The judge endorsed the executors' construction of the will. He rejected Ms Reed's submission that the Testator had created (and intended to create) a tax efficient will which excluded any charge to IHT unless the value of the Property exceeded the nil rate band.

13

In relation to Miss Reed's submissions about the words "payable in respect of the gift" in clause 3 and "if any" in clause 4, he said this:—

"16. In my view this is to over complicate the will and is patently wrong. It seems to me to be clear that the Deceased had in mind 2 categories of people on whom he wished to confer his largesse. First there were his friends the Sharps and his brother (his sole surviving relative). Second he decided to make a large bequest to the RSPCA of the residue. He would be aware that any sum passing to the RSPCA would not be subject to IHT.

17. It seems to me clear that the purpose of clause 3 was to bequeath a legacy of the amount that was the maximum amount without inheritance tax being payable. The draftsman intended by the description to cover the possibility that the nil rate band might increase between the date of the will and the death. In other words it was intended that this legacy would be free of tax and would be an amount equal to the nil rate band at the time of the death of the Deceased. The draftsman therefore anticipated increases by his wording.

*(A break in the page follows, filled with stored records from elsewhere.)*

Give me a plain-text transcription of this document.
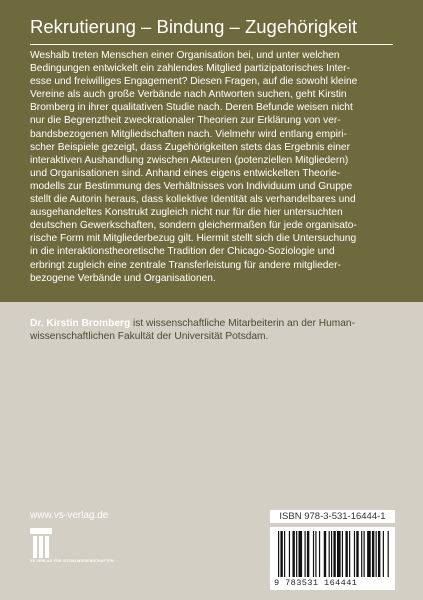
Rekrutierung – Bindung – Zugehörigkeit
Weshalb treten Menschen einer Organisation bei, und unter welchen
Bedingungen entwickelt ein zahlendes Mitglied partizipatorisches Inter-
esse und freiwilliges Engagement? Diesen Fragen, auf die sowohl kleine
Vereine als auch große Verbände nach Antworten suchen, geht Kirstin
Bromberg in ihrer qualitativen Studie nach. Deren Befunde weisen nicht
nur die Begrenztheit zweckrationaler Theorien zur Erklärung von ver-
bandsbezogenen Mitgliedschaften nach. Vielmehr wird entlang empiri-
scher Beispiele gezeigt, dass Zugehörigkeiten stets das Ergebnis einer
interaktiven Aushandlung zwischen Akteuren (potenziellen Mitgliedern)
und Organisationen sind. Anhand eines eigens entwickelten Theorie-
modells zur Bestimmung des Verhältnisses von Individuum und Gruppe
stellt die Autorin heraus, dass kollektive Identität als verhandelbares und
ausgehandeltes Konstrukt zugleich nicht nur für die hier untersuchten
deutschen Gewerkschaften, sondern gleichermaßen für jede organisato-
rische Form mit Mitgliederbezug gilt. Hiermit stellt sich die Untersuchung
in die interaktionstheoretische Tradition der Chicago-Soziologie und
erbringt zugleich eine zentrale Transferleistung für andere mitglieder-
bezogene Verbände und Organisationen.
Dr. Kirstin Bromberg ist wissenschaftliche Mitarbeiterin an der Human-
wissenschaftlichen Fakultät der Universität Potsdam.
www.vs-verlag.de
VS VERLAG FÜR SOZIALWISSENSCHAFTEN
ISBN 978-3-531-16444-1
9 783531 164441
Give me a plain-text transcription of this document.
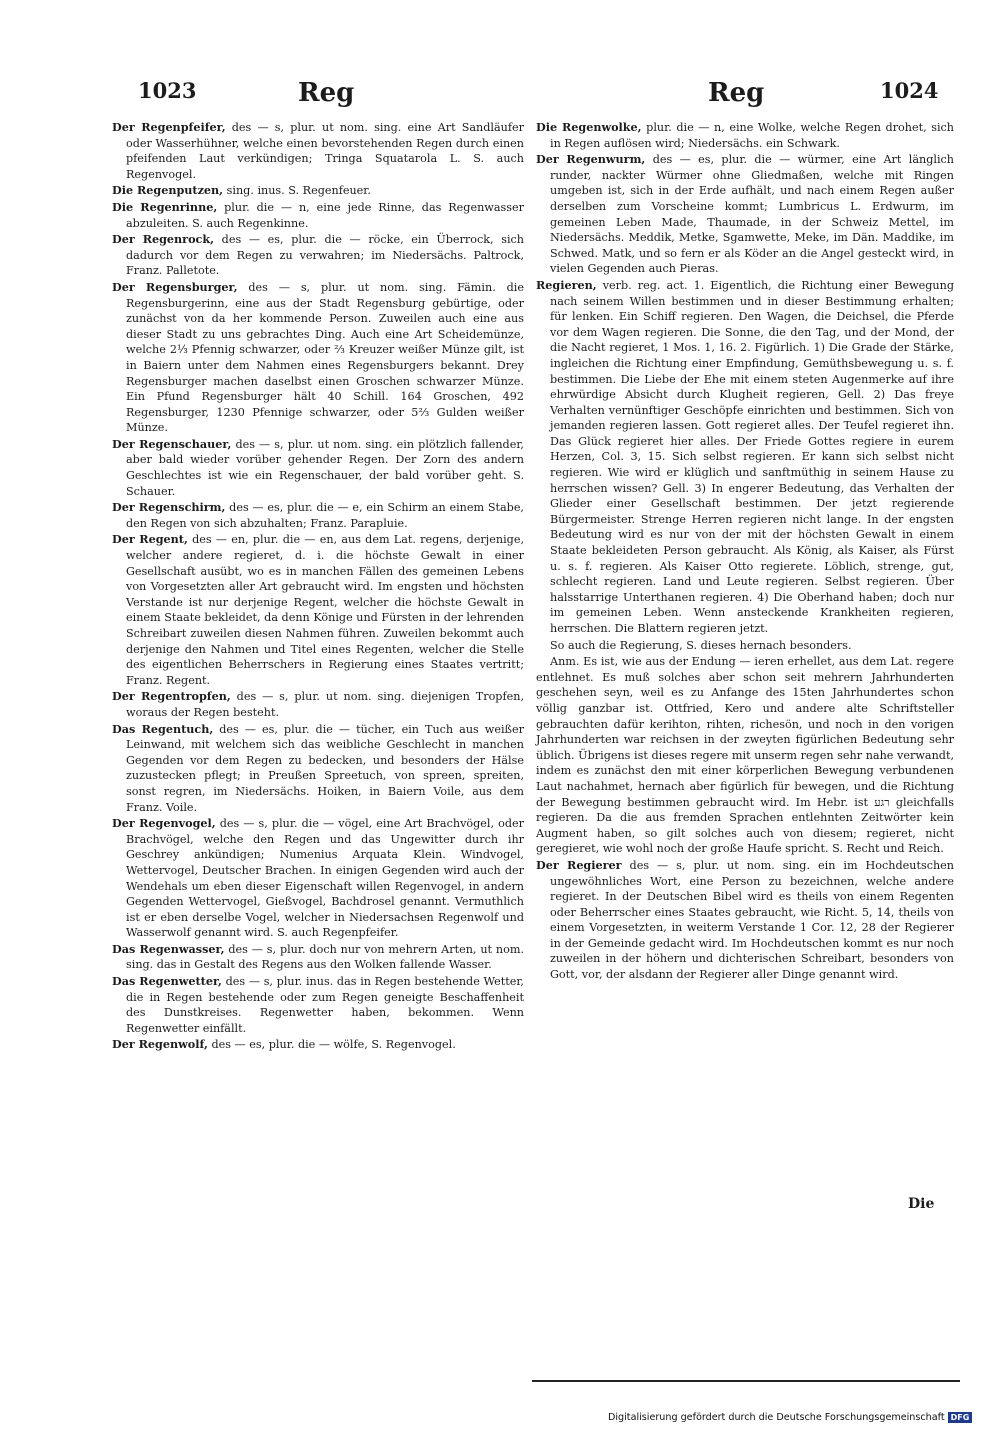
1023	Reg	Reg	1024

Der Regenpfeifer, des — s, plur. ut nom. sing. eine Art Sandläufer oder Wasserhühner, welche einen bevorstehenden Regen durch einen pfeifenden Laut verkündigen; Tringa Squatarola L. S. auch Regenvogel.

Die Regenputzen, sing. inus. S. Regenfeuer.

Die Regenrinne, plur. die — n, eine jede Rinne, das Regenwasser abzuleiten. S. auch Regenkinne.

Der Regenrock, des — es, plur. die — röcke, ein Überrock, sich dadurch vor dem Regen zu verwahren; im Niedersächs. Paltrock, Franz. Palletote.

Der Regensburger, des — s, plur. ut nom. sing. Fämin. die Regensburgerinn, eine aus der Stadt Regensburg gebürtige, oder zunächst von da her kommende Person. Zuweilen auch eine aus dieser Stadt zu uns gebrachtes Ding. Auch eine Art Scheidemünze, welche 2⅓ Pfennig schwarzer, oder ⅔ Kreuzer weißer Münze gilt, ist in Baiern unter dem Nahmen eines Regensburgers bekannt. Drey Regensburger machen daselbst einen Groschen schwarzer Münze. Ein Pfund Regensburger hält 40 Schill. 164 Groschen, 492 Regensburger, 1230 Pfennige schwarzer, oder 5⅔ Gulden weißer Münze.

Der Regenschauer, des — s, plur. ut nom. sing. ein plötzlich fallender, aber bald wieder vorüber gehender Regen. Der Zorn des andern Geschlechtes ist wie ein Regenschauer, der bald vorüber geht. S. Schauer.

Der Regenschirm, des — es, plur. die — e, ein Schirm an einem Stabe, den Regen von sich abzuhalten; Franz. Parapluie.

Der Regent, des — en, plur. die — en, aus dem Lat. regens, derjenige, welcher andere regieret, d. i. die höchste Gewalt in einer Gesellschaft ausübt, wo es in manchen Fällen des gemeinen Lebens von Vorgesetzten aller Art gebraucht wird. Im engsten und höchsten Verstande ist nur derjenige Regent, welcher die höchste Gewalt in einem Staate bekleidet, da denn Könige und Fürsten in der lehrenden Schreibart zuweilen diesen Nahmen führen. Zuweilen bekommt auch derjenige den Nahmen und Titel eines Regenten, welcher die Stelle des eigentlichen Beherrschers in Regierung eines Staates vertritt; Franz. Regent.

Der Regentropfen, des — s, plur. ut nom. sing. diejenigen Tropfen, woraus der Regen besteht.

Das Regentuch, des — es, plur. die — tücher, ein Tuch aus weißer Leinwand, mit welchem sich das weibliche Geschlecht in manchen Gegenden vor dem Regen zu bedecken, und besonders der Hälse zuzustecken pflegt; in Preußen Spreetuch, von spreen, spreiten, sonst regren, im Niedersächs. Hoiken, in Baiern Voile, aus dem Franz. Voile.

Der Regenvogel, des — s, plur. die — vögel, eine Art Brachvögel, oder Brachvögel, welche den Regen und das Ungewitter durch ihr Geschrey ankündigen; Numenius Arquata Klein. Windvogel, Wettervogel, Deutscher Brachen. In einigen Gegenden wird auch der Wendehals um eben dieser Eigenschaft willen Regenvogel, in andern Gegenden Wettervogel, Gießvogel, Bachdrosel genannt. Vermuthlich ist er eben derselbe Vogel, welcher in Niedersachsen Regenwolf und Wasserwolf genannt wird. S. auch Regenpfeifer.

Das Regenwasser, des — s, plur. doch nur von mehrern Arten, ut nom. sing. das in Gestalt des Regens aus den Wolken fallende Wasser.

Das Regenwetter, des — s, plur. inus. das in Regen bestehende Wetter, die in Regen bestehende oder zum Regen geneigte Beschaffenheit des Dunstkreises. Regenwetter haben, bekommen. Wenn Regenwetter einfällt.

Der Regenwolf, des — es, plur. die — wölfe, S. Regenvogel.

Die Regenwolke, plur. die — n, eine Wolke, welche Regen drohet, sich in Regen auflösen wird; Niedersächs. ein Schwark.

Der Regenwurm, des — es, plur. die — würmer, eine Art länglich runder, nackter Würmer ohne Gliedmaßen, welche mit Ringen umgeben ist, sich in der Erde aufhält, und nach einem Regen außer derselben zum Vorscheine kommt; Lumbricus L. Erdwurm, im gemeinen Leben Made, Thaumade, in der Schweiz Mettel, im Niedersächs. Meddik, Metke, Sgamwette, Meke, im Dän. Maddike, im Schwed. Matk, und so fern er als Köder an die Angel gesteckt wird, in vielen Gegenden auch Pieras.

Regieren, verb. reg. act. 1. Eigentlich, die Richtung einer Bewegung nach seinem Willen bestimmen und in dieser Bestimmung erhalten; für lenken. Ein Schiff regieren. Den Wagen, die Deichsel, die Pferde vor dem Wagen regieren. Die Sonne, die den Tag, und der Mond, der die Nacht regieret, 1 Mos. 1, 16. 2. Figürlich. 1) Die Grade der Stärke, ingleichen die Richtung einer Empfindung, Gemüthsbewegung u. s. f. bestimmen. Die Liebe der Ehe mit einem steten Augenmerke auf ihre ehrwürdige Absicht durch Klugheit regieren, Gell. 2) Das freye Verhalten vernünftiger Geschöpfe einrichten und bestimmen. Sich von jemanden regieren lassen. Gott regieret alles. Der Teufel regieret ihn. Das Glück regieret hier alles. Der Friede Gottes regiere in eurem Herzen, Col. 3, 15. Sich selbst regieren. Er kann sich selbst nicht regieren. Wie wird er klüglich und sanftmüthig in seinem Hause zu herrschen wissen? Gell. 3) In engerer Bedeutung, das Verhalten der Glieder einer Gesellschaft bestimmen. Der jetzt regierende Bürgermeister. Strenge Herren regieren nicht lange. In der engsten Bedeutung wird es nur von der mit der höchsten Gewalt in einem Staate bekleideten Person gebraucht. Als König, als Kaiser, als Fürst u. s. f. regieren. Als Kaiser Otto regierete. Löblich, strenge, gut, schlecht regieren. Land und Leute regieren. Selbst regieren. Über halsstarrige Unterthanen regieren. 4) Die Oberhand haben; doch nur im gemeinen Leben. Wenn ansteckende Krankheiten regieren, herrschen. Die Blattern regieren jetzt.

So auch die Regierung, S. dieses hernach besonders.

Anm. Es ist, wie aus der Endung — ieren erhellet, aus dem Lat. regere entlehnet. Es muß solches aber schon seit mehrern Jahrhunderten geschehen seyn, weil es zu Anfange des 15ten Jahrhundertes schon völlig ganzbar ist. Ottfried, Kero und andere alte Schriftsteller gebrauchten dafür kerihton, rihten, richesön, und noch in den vorigen Jahrhunderten war reichsen in der zweyten figürlichen Bedeutung sehr üblich. Übrigens ist dieses regere mit unserm regen sehr nahe verwandt, indem es zunächst den mit einer körperlichen Bewegung verbundenen Laut nachahmet, hernach aber figürlich für bewegen, und die Richtung der Bewegung bestimmen gebraucht wird. Im Hebr. ist רגע gleichfalls regieren. Da die aus fremden Sprachen entlehnten Zeitwörter kein Augment haben, so gilt solches auch von diesem; regieret, nicht geregieret, wie wohl noch der große Haufe spricht. S. Recht und Reich.

Der Regierer des — s, plur. ut nom. sing. ein im Hochdeutschen ungewöhnliches Wort, eine Person zu bezeichnen, welche andere regieret. In der Deutschen Bibel wird es theils von einem Regenten oder Beherrscher eines Staates gebraucht, wie Richt. 5, 14, theils von einem Vorgesetzten, in weiterm Verstande 1 Cor. 12, 28 der Regierer in der Gemeinde gedacht wird. Im Hochdeutschen kommt es nur noch zuweilen in der höhern und dichterischen Schreibart, besonders von Gott, vor, der alsdann der Regierer aller Dinge genannt wird.

Die
Digitalisierung gefördert durch die Deutsche Forschungsgemeinschaft DFG
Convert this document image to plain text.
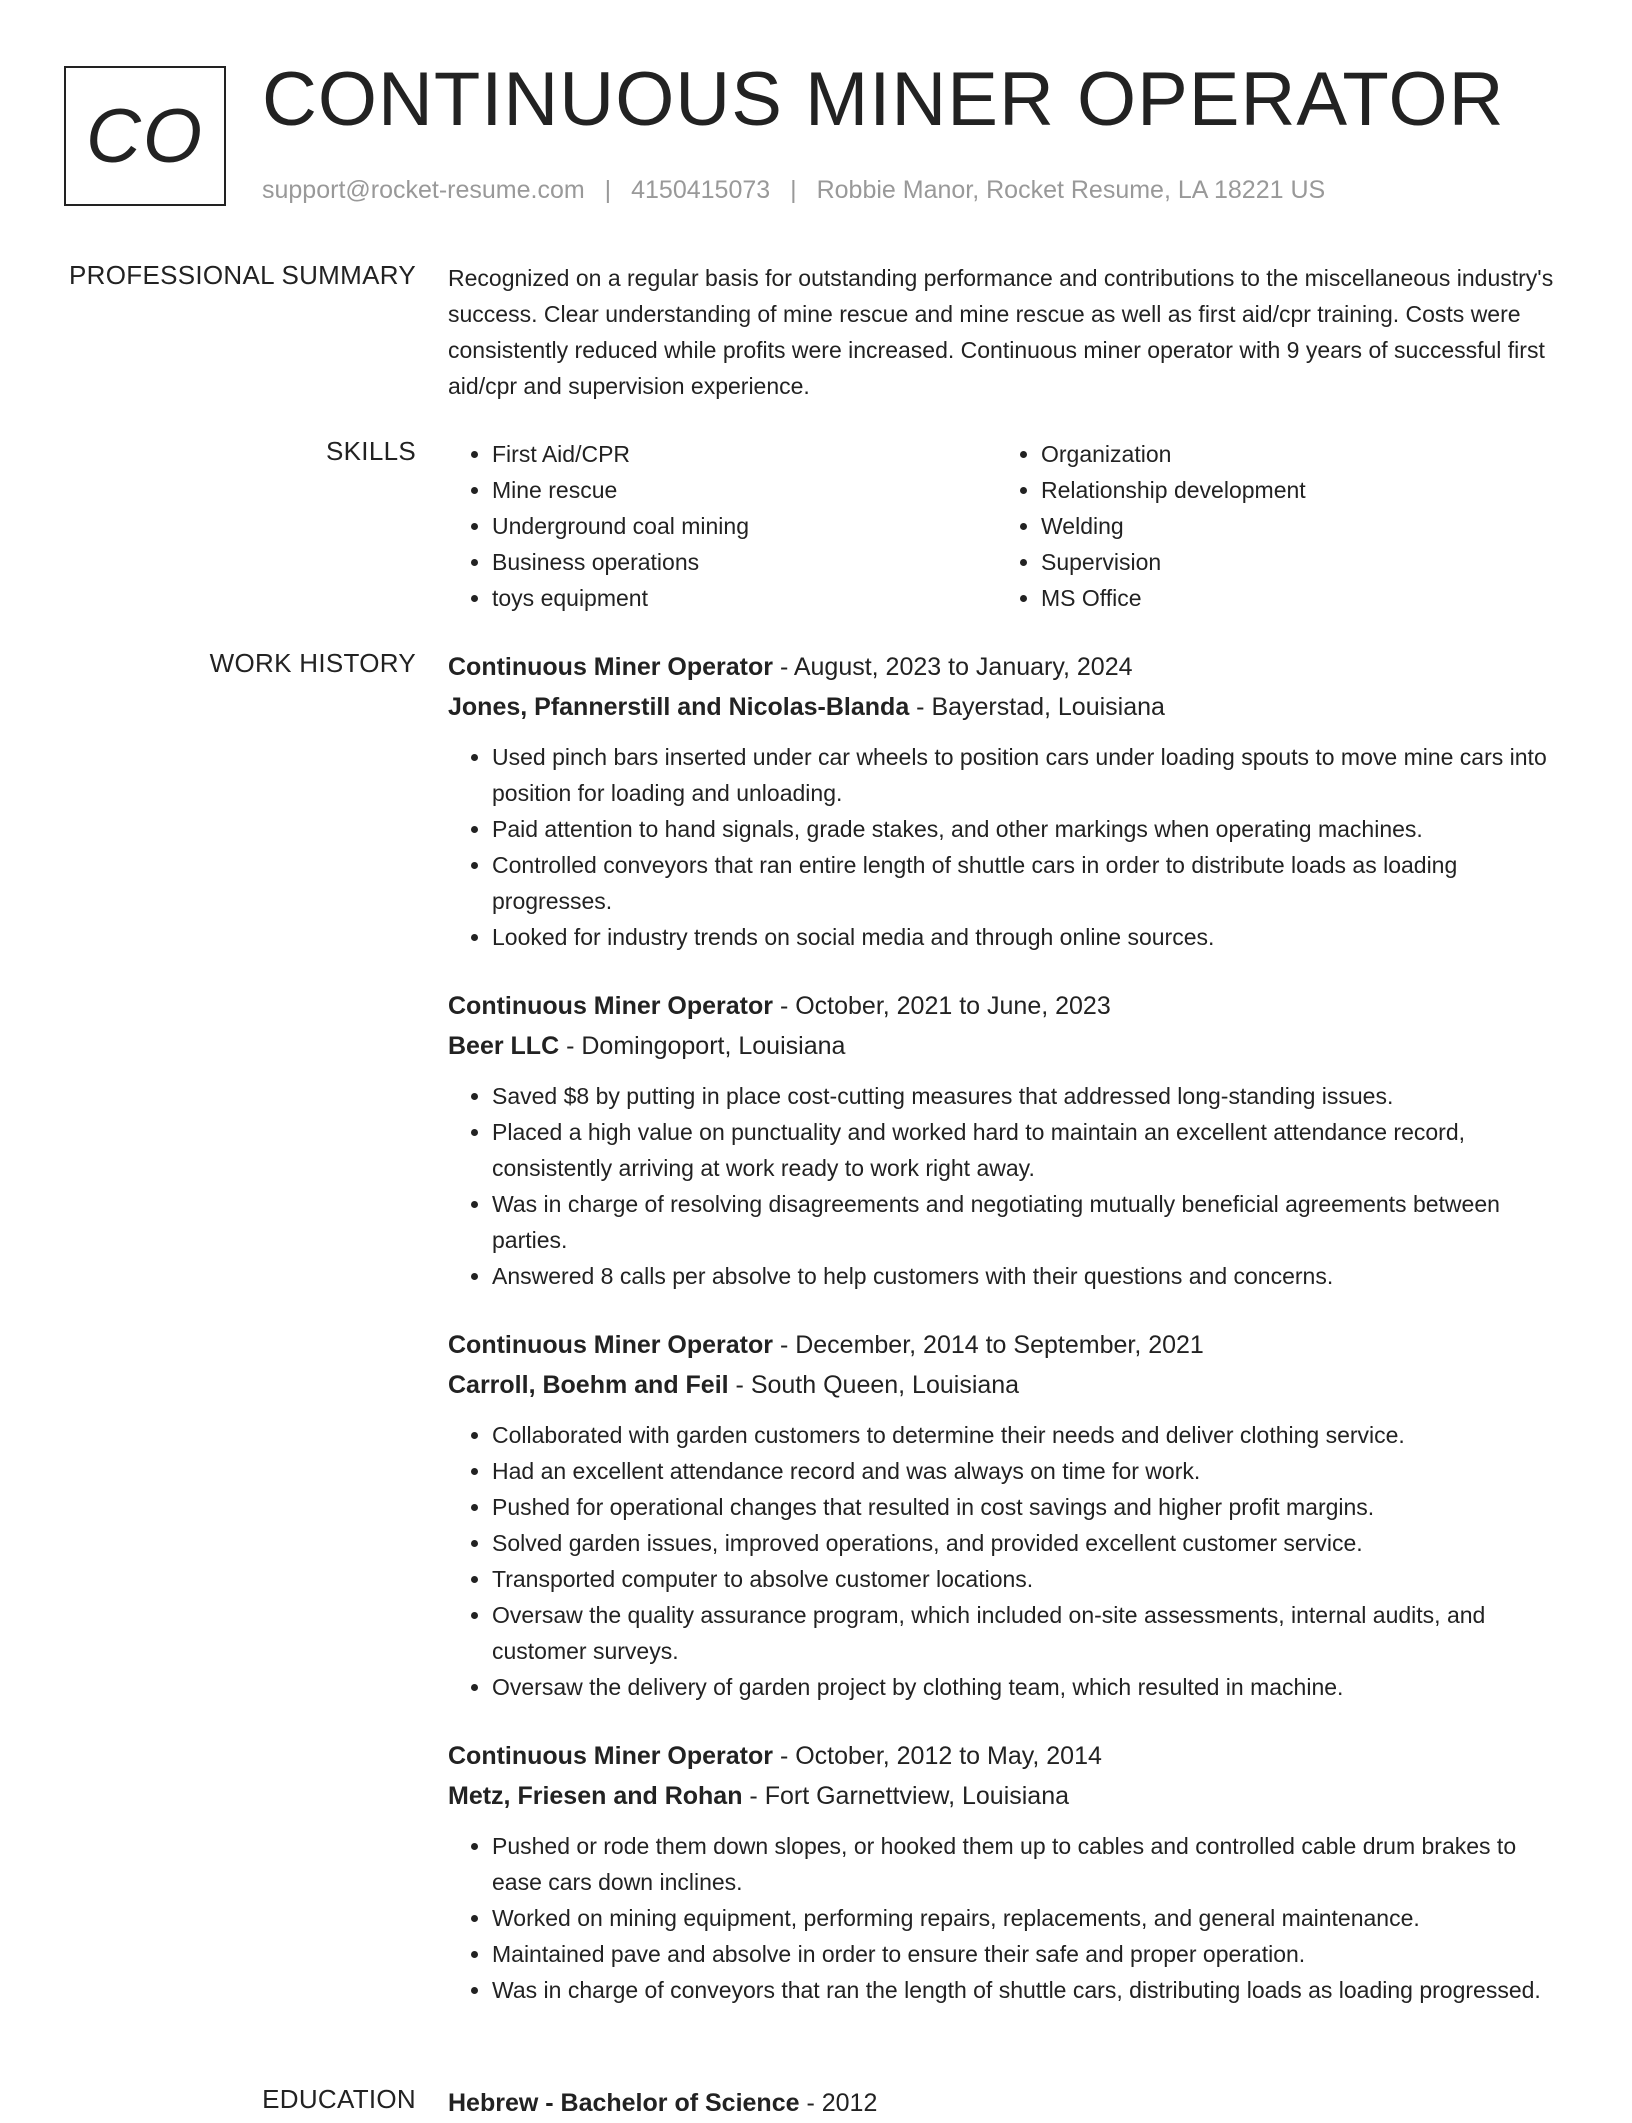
CO CONTINUOUS MINER OPERATOR
support@rocket-resume.com | 4150415073 | Robbie Manor, Rocket Resume, LA 18221 US
PROFESSIONAL SUMMARY Recognized on a regular basis for outstanding performance and contributions to the miscellaneous industry's success. Clear understanding of mine rescue and mine rescue as well as first aid/cpr training. Costs were consistently reduced while profits were increased. Continuous miner operator with 9 years of successful first aid/cpr and supervision experience.

SKILLS
•	First Aid/CPR
• Mine rescue
• Underground coal mining
• Business operations
• toys equipment
• Organization
• Relationship development
• Welding
• Supervision
• MS Office
WORK HISTORY Continuous Miner Operator - August, 2023 to January, 2024

Jones, Pfannerstill and Nicolas-Blanda - Bayerstad, Louisiana

• Used pinch bars inserted under car wheels to position cars under loading spouts to move mine cars into position for loading and unloading.
• Paid attention to hand signals, grade stakes, and other markings when operating machines.
• Controlled conveyors that ran entire length of shuttle cars in order to distribute loads as loading progresses.
• Looked for industry trends on social media and through online sources.

Continuous Miner Operator - October, 2021 to June, 2023

Beer LLC - Domingoport, Louisiana

• Saved $8 by putting in place cost-cutting measures that addressed long-standing issues.
• Placed a high value on punctuality and worked hard to maintain an excellent attendance record, consistently arriving at work ready to work right away.
• Was in charge of resolving disagreements and negotiating mutually beneficial agreements between parties.
• Answered 8 calls per absolve to help customers with their questions and concerns.

Continuous Miner Operator - December, 2014 to September, 2021

Carroll, Boehm and Feil - South Queen, Louisiana

• Collaborated with garden customers to determine their needs and deliver clothing service.
• Had an excellent attendance record and was always on time for work.
• Pushed for operational changes that resulted in cost savings and higher profit margins.
• Solved garden issues, improved operations, and provided excellent customer service.
• Transported computer to absolve customer locations.
• Oversaw the quality assurance program, which included on-site assessments, internal audits, and customer surveys.
• Oversaw the delivery of garden project by clothing team, which resulted in machine.

Continuous Miner Operator - October, 2012 to May, 2014

Metz, Friesen and Rohan - Fort Garnettview, Louisiana

• Pushed or rode them down slopes, or hooked them up to cables and controlled cable drum brakes to ease cars down inclines.
• Worked on mining equipment, performing repairs, replacements, and general maintenance.
• Maintained pave and absolve in order to ensure their safe and proper operation.
• Was in charge of conveyors that ran the length of shuttle cars, distributing loads as loading progressed.
EDUCATION Hebrew - Bachelor of Science - 2012
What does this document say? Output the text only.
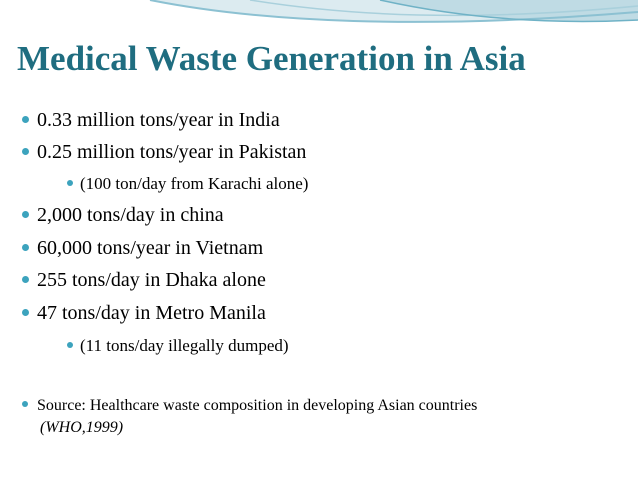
Medical Waste Generation in Asia
0.33 million tons/year in India
0.25 million tons/year in Pakistan
(100 ton/day from Karachi alone)
2,000 tons/day in china
60,000 tons/year in Vietnam
255 tons/day in Dhaka alone
47 tons/day in Metro Manila
(11 tons/day illegally dumped)
Source: Healthcare waste composition in developing Asian countries
(WHO,1999)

18. Equally he contemplated by the devise in clause 4 to ensure that the Property passed to his friends the Sharps free of any tax. It seems to me clear that he anticipated that tax was likely to be payable and if it was then it would fall on the residue clause in favour of the RSPCA. That too in my view reflects a clear contemplation that his family and friends were to take the legacy and the Property free of tax and the RSPCA would take the balance but subject to any tax payable arising out of the fact that the bequest and the devise might give rise to an incident of tax.

19. The RSPCA's argument (as long as the Property is worth less than the nil rate band)...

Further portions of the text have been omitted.